I love a good salad, especially when the temperatures have reached over 100 degrees.
My Indian Chickpea and Corn Salad is a perfect warm weather dish!
This salad goes together in about five minutes. I used organic canned corn and chickpeas.
Make sure you rinse the corn and chickpeas under cold water and don't forget to drain them well.
Next I made up a quick marinade of honey, lemon juice, olive oil, and wonderful Indian spices.
Toss everything together and that's it! I allowed my salad to chill in the fridge for about 30 minutes to blend the flavors.
All done and ready to eat. I served this salad with pita and naan bread.

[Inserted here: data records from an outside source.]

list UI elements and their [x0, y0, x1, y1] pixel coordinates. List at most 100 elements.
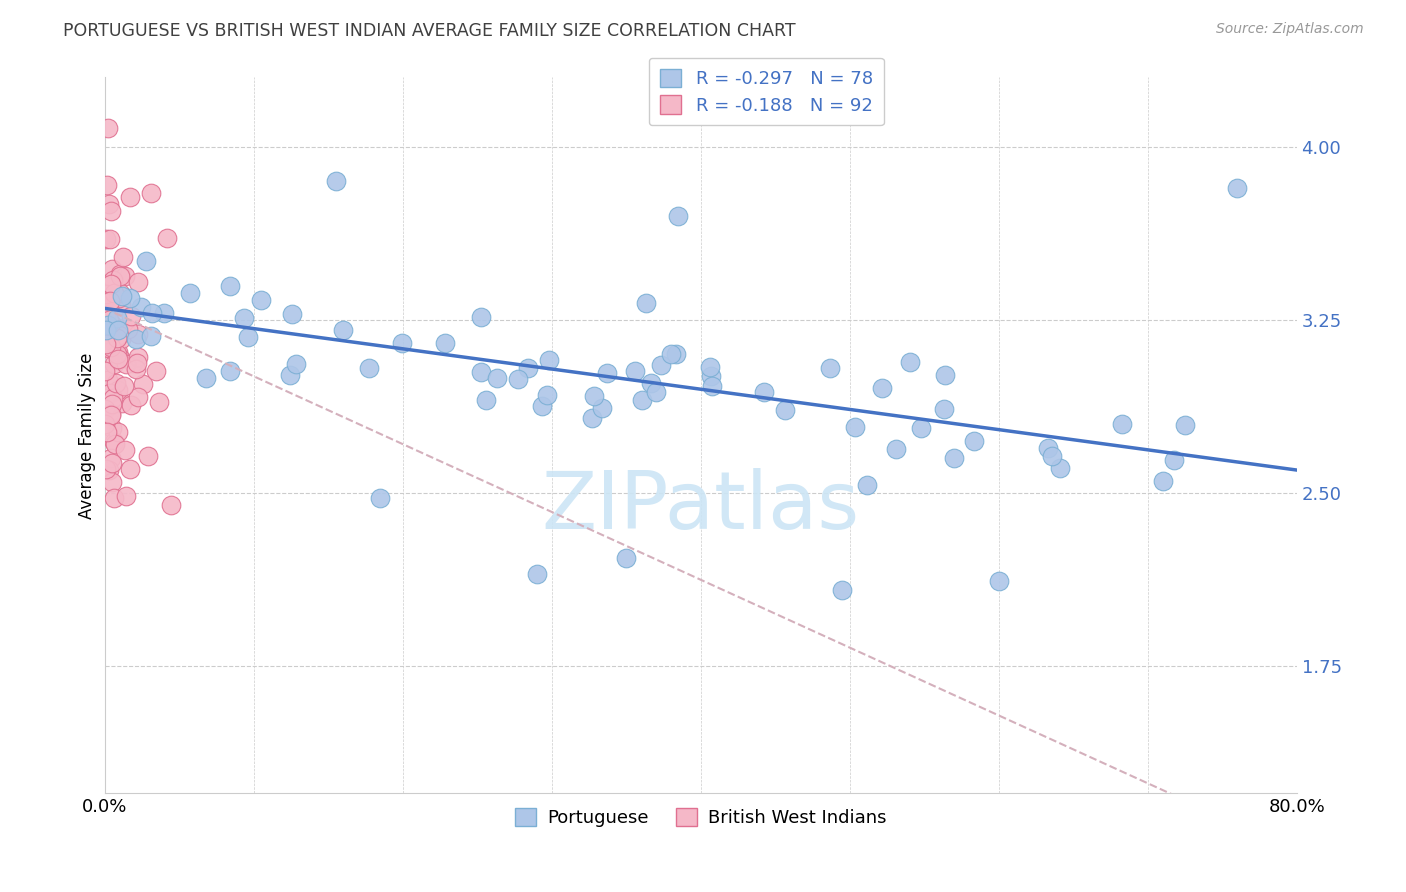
Point [103, 435, 125, 450]
Point [100, 451, 122, 466]
Point [98, 338, 121, 352]
Point [107, 425, 129, 440]
Point [96, 178, 118, 192]
Point [614, 550, 637, 565]
Point [94, 364, 117, 378]
Point [120, 398, 142, 412]
Point [94, 402, 117, 417]
Point [634, 296, 657, 310]
Point [114, 269, 136, 284]
Point [581, 411, 603, 425]
Point [156, 231, 179, 245]
Point [125, 332, 148, 346]
Point [107, 384, 129, 398]
Point [506, 372, 529, 386]
Point [107, 345, 129, 359]
Point [96, 287, 118, 301]
Point [160, 498, 183, 512]
Text: PORTUGUESE VS BRITISH WEST INDIAN AVERAGE FAMILY SIZE CORRELATION CHART: PORTUGUESE VS BRITISH WEST INDIAN AVERAG… [63, 22, 796, 40]
Point [517, 360, 540, 375]
Point [118, 190, 141, 204]
Point [105, 331, 128, 345]
Point [96, 320, 118, 334]
Point [135, 254, 157, 268]
Point [121, 355, 143, 369]
Point [179, 285, 201, 300]
Point [103, 358, 125, 372]
Point [1174, 418, 1197, 433]
Point [105, 376, 128, 391]
Point [107, 320, 129, 334]
Point [103, 491, 125, 505]
Point [368, 491, 391, 505]
Point [136, 449, 159, 463]
Point [97, 373, 120, 387]
Point [359, 361, 381, 376]
Point [107, 323, 129, 337]
Point [118, 291, 141, 305]
Text: Source: ZipAtlas.com: Source: ZipAtlas.com [1216, 22, 1364, 37]
Point [110, 267, 132, 281]
Point [470, 310, 492, 324]
Point [97, 313, 120, 327]
Point [624, 364, 647, 378]
Point [98, 232, 121, 246]
Point [127, 390, 149, 404]
Point [650, 359, 672, 373]
Point [114, 323, 136, 337]
Point [285, 358, 308, 372]
Point [818, 360, 841, 375]
Point [145, 364, 167, 378]
Point [114, 443, 136, 458]
Point [127, 356, 149, 370]
Point [94, 461, 117, 475]
Point [1226, 181, 1249, 195]
Point [218, 364, 240, 378]
Point [112, 379, 135, 393]
Point [1038, 441, 1060, 455]
Point [115, 489, 138, 503]
Point [118, 462, 141, 476]
Point [238, 330, 260, 344]
Point [645, 384, 668, 399]
Point [278, 368, 301, 382]
Point [699, 359, 721, 374]
Point [1152, 474, 1174, 488]
Point [96, 336, 118, 351]
Point [100, 409, 122, 423]
Point [486, 371, 509, 385]
Point [96, 425, 118, 439]
Point [114, 357, 136, 371]
Point [111, 289, 134, 303]
Point [100, 340, 122, 354]
Point [98, 197, 121, 211]
Point [250, 293, 273, 308]
Point [100, 204, 122, 219]
Point [104, 290, 127, 304]
Point [963, 434, 986, 449]
Point [934, 368, 956, 382]
Point [125, 362, 148, 376]
Point [1111, 417, 1133, 432]
Point [117, 322, 139, 336]
Point [97, 301, 120, 315]
Y-axis label: Average Family Size: Average Family Size [79, 352, 96, 518]
Point [1163, 453, 1185, 467]
Point [103, 285, 125, 300]
Point [139, 329, 162, 343]
Point [831, 583, 853, 598]
Point [583, 389, 606, 403]
Point [631, 392, 654, 407]
Point [640, 376, 662, 391]
Point [98, 342, 121, 356]
Point [666, 209, 689, 223]
Point [884, 442, 907, 457]
Point [1040, 449, 1063, 463]
Point [530, 399, 553, 413]
Point [987, 574, 1010, 588]
Point [129, 300, 152, 314]
Point [856, 478, 879, 492]
Point [325, 174, 347, 188]
Point [127, 350, 149, 364]
Point [536, 387, 558, 401]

I also had a side of corn chips.
I know I call this a salad but it's more like a kicked up salsa.
At the Indian restaurant I first tried this salad at, it was called Chaat Salad.

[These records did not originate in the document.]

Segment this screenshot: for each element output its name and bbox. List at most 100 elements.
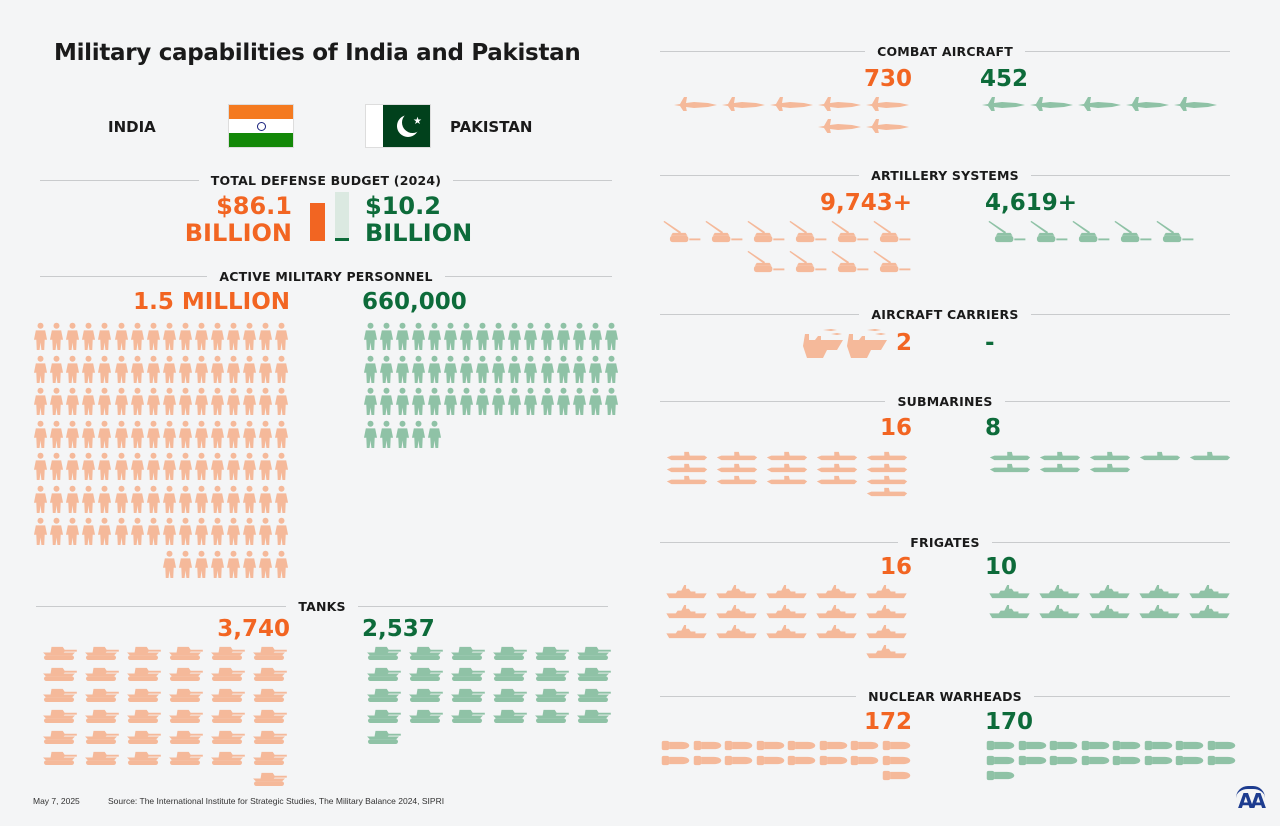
frigate-icon xyxy=(714,624,760,639)
soldier-icon xyxy=(379,322,394,350)
soldier-icon xyxy=(97,387,112,415)
soldier-icon xyxy=(443,355,458,383)
india-label: INDIA xyxy=(108,118,156,136)
soldier-icon xyxy=(274,550,289,578)
soldier-icon xyxy=(411,322,426,350)
submarine-icon xyxy=(1187,451,1233,462)
pakistan-tanks-pictogram xyxy=(362,645,614,750)
jet-icon xyxy=(866,119,910,133)
soldier-icon xyxy=(226,355,241,383)
pakistan-carriers-value: - xyxy=(985,330,995,356)
tank-icon xyxy=(40,666,78,681)
tank-icon xyxy=(490,645,528,660)
jet-icon xyxy=(674,97,718,111)
soldier-icon xyxy=(81,322,96,350)
soldier-icon xyxy=(194,355,209,383)
soldier-icon xyxy=(588,355,603,383)
frigate-icon xyxy=(664,624,710,639)
tank-icon xyxy=(124,687,162,702)
frigate-icon xyxy=(987,604,1033,619)
jet-icon xyxy=(722,97,766,111)
tank-icon xyxy=(448,687,486,702)
page-title: Military capabilities of India and Pakis… xyxy=(54,40,581,66)
tank-icon xyxy=(250,645,288,660)
tank-icon xyxy=(124,645,162,660)
india-artillery-pictogram xyxy=(660,220,912,280)
tank-icon xyxy=(532,687,570,702)
submarine-icon xyxy=(764,475,810,486)
carrier-icon xyxy=(845,328,887,358)
india-budget-unit: BILLION xyxy=(184,219,292,247)
tank-icon xyxy=(208,750,246,765)
india-carriers-value: 2 xyxy=(896,330,913,356)
tank-icon xyxy=(208,645,246,660)
soldier-icon xyxy=(49,517,64,545)
frigate-icon xyxy=(1137,584,1183,599)
india-frigates-pictogram xyxy=(662,584,912,664)
artillery-icon xyxy=(1070,220,1110,244)
submarine-icon xyxy=(1087,451,1133,462)
soldier-icon xyxy=(242,355,257,383)
artillery-icon xyxy=(1028,220,1068,244)
soldier-icon xyxy=(459,322,474,350)
soldier-icon xyxy=(491,322,506,350)
soldier-icon xyxy=(178,355,193,383)
soldier-icon xyxy=(363,355,378,383)
tank-icon xyxy=(250,687,288,702)
frigate-icon xyxy=(987,584,1033,599)
carriers-header: AIRCRAFT CARRIERS xyxy=(660,304,1230,324)
tank-icon xyxy=(166,645,204,660)
soldier-icon xyxy=(97,355,112,383)
soldier-icon xyxy=(33,485,48,513)
submarines-header: SUBMARINES xyxy=(660,391,1231,411)
frigates-header: FRIGATES xyxy=(660,532,1231,552)
soldier-icon xyxy=(226,420,241,448)
tank-icon xyxy=(532,666,570,681)
soldier-icon xyxy=(604,355,619,383)
soldier-icon xyxy=(395,387,410,415)
submarine-icon xyxy=(864,451,910,462)
tank-icon xyxy=(574,687,612,702)
pakistan-budget-unit: BILLION xyxy=(365,219,473,247)
soldier-icon xyxy=(65,420,80,448)
soldier-icon xyxy=(379,420,394,448)
india-aircraft-value: 730 xyxy=(863,66,912,92)
tank-icon xyxy=(364,729,402,744)
frigate-icon xyxy=(664,604,710,619)
soldier-icon xyxy=(210,387,225,415)
frigate-icon xyxy=(1087,604,1133,619)
soldier-icon xyxy=(33,452,48,480)
warhead-icon xyxy=(1018,755,1047,766)
tank-icon xyxy=(574,666,612,681)
soldier-icon xyxy=(395,420,410,448)
frigate-icon xyxy=(864,644,910,659)
soldier-icon xyxy=(178,420,193,448)
pakistan-aircraft-pictogram xyxy=(980,97,1220,119)
submarine-icon xyxy=(814,463,860,474)
soldier-icon xyxy=(97,420,112,448)
soldier-icon xyxy=(81,420,96,448)
tank-icon xyxy=(208,729,246,744)
soldier-icon xyxy=(178,485,193,513)
submarine-icon xyxy=(1087,463,1133,474)
soldier-icon xyxy=(475,355,490,383)
tank-icon xyxy=(532,708,570,723)
soldier-icon xyxy=(162,355,177,383)
tank-icon xyxy=(82,687,120,702)
jet-icon xyxy=(982,97,1026,111)
soldier-icon xyxy=(523,322,538,350)
soldier-icon xyxy=(178,452,193,480)
pakistan-personnel-value: 660,000 xyxy=(362,289,467,315)
tank-icon xyxy=(82,750,120,765)
soldier-icon xyxy=(49,322,64,350)
frigate-icon xyxy=(1037,604,1083,619)
soldier-icon xyxy=(33,387,48,415)
nuclear-header: NUCLEAR WARHEADS xyxy=(660,686,1230,706)
submarine-icon xyxy=(764,463,810,474)
soldier-icon xyxy=(97,452,112,480)
soldier-icon xyxy=(178,387,193,415)
warhead-icon xyxy=(756,755,785,766)
pakistan-flag: ★ xyxy=(365,104,431,148)
submarine-icon xyxy=(814,451,860,462)
aircraft-header: COMBAT AIRCRAFT xyxy=(660,41,1230,61)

It's so quick and simple, and don't forget healthy.
Enjoy.
Indian Chickpea and Corn Salad
Prep Time: 5 minutes
Total Time: 5 minutes
Servings: 4
Ingredients:
2 cups organic chickpeas, canned
2 cups organic corn, canned
1 cup tomato, seeded, diced
1/2 cup bell pepper, diced
1/4 cup red onion, diced
1/4 cup cilantro, minced
2 cloves garlic, minced
2 tablespoons lemon juice
2 tablespoons olive oil
1 tablespoon honey
1/2 teaspoon turmeric powder
1/2 teaspoon Marsala powder
1/2 teaspoon black pepper
1/2 teaspoon cumin
1/2 teaspoon ginger powder
pinch of salt
Directions:
Rinse corn and chickpeas, drain well. Place all veggies and beans into a large bowl.
Mix spices, lemon juice, olive oil and honey.
Pour marinade over veggies, mix well. Chill for about 30 minutes.
Serve with chips, pita or naan bread.